Pani Alicja powinna pójść do sądu i dla sprawiedliwości zawalczyć a także dla uniknięcia przyszłych takich przypadków
W urzędach nie ma czegoś takiego, jak nienormowany czas pracy! Dyscyplina pracy obowiązuje wszystkich pracowników, a notoryczne spóżnianie się do pracy, to ciężkie naruszenie obowiązków pracowniczych. Pani Krzyszczak, jako była nauczycielka, na pewno od swoich uczniów wymagała dyscypliny , więc jaki przykład dawała swoim podwładnym spóżniając się do pracy?Czas pracy urzędu jest ściśle określony, więc urzędnicy muszą wykonywać swoje obowiązki w ramach obowiązującego czasu pracy.
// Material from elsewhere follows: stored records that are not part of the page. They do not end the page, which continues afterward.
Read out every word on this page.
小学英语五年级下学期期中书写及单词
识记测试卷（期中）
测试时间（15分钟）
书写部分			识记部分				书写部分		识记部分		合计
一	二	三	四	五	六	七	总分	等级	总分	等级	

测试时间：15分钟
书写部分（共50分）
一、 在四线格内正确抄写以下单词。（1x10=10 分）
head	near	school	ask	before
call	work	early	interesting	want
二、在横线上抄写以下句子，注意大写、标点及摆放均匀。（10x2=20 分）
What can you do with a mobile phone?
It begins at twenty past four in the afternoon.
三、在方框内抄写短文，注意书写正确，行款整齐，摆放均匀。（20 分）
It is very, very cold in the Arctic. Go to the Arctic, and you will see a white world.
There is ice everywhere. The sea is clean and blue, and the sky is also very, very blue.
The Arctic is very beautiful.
Co za brednie, większość nowoczesnych firm zatrudniających pracowników do pracy koncepcyjnej wymaga, żeby pracownik przyszedł do pracy do dziesiątej i "przepracował" 8 godzin, ustalane są limity dni, w których pracownik może pracować w domu. Są stanowiska związane z obsługą klienta, gdzie punktualność jest warunkiem koniecznym, ale są stanowiska na których do pracy potrzebny jest spokój i skupienie o które trudno w godzinach pracy ...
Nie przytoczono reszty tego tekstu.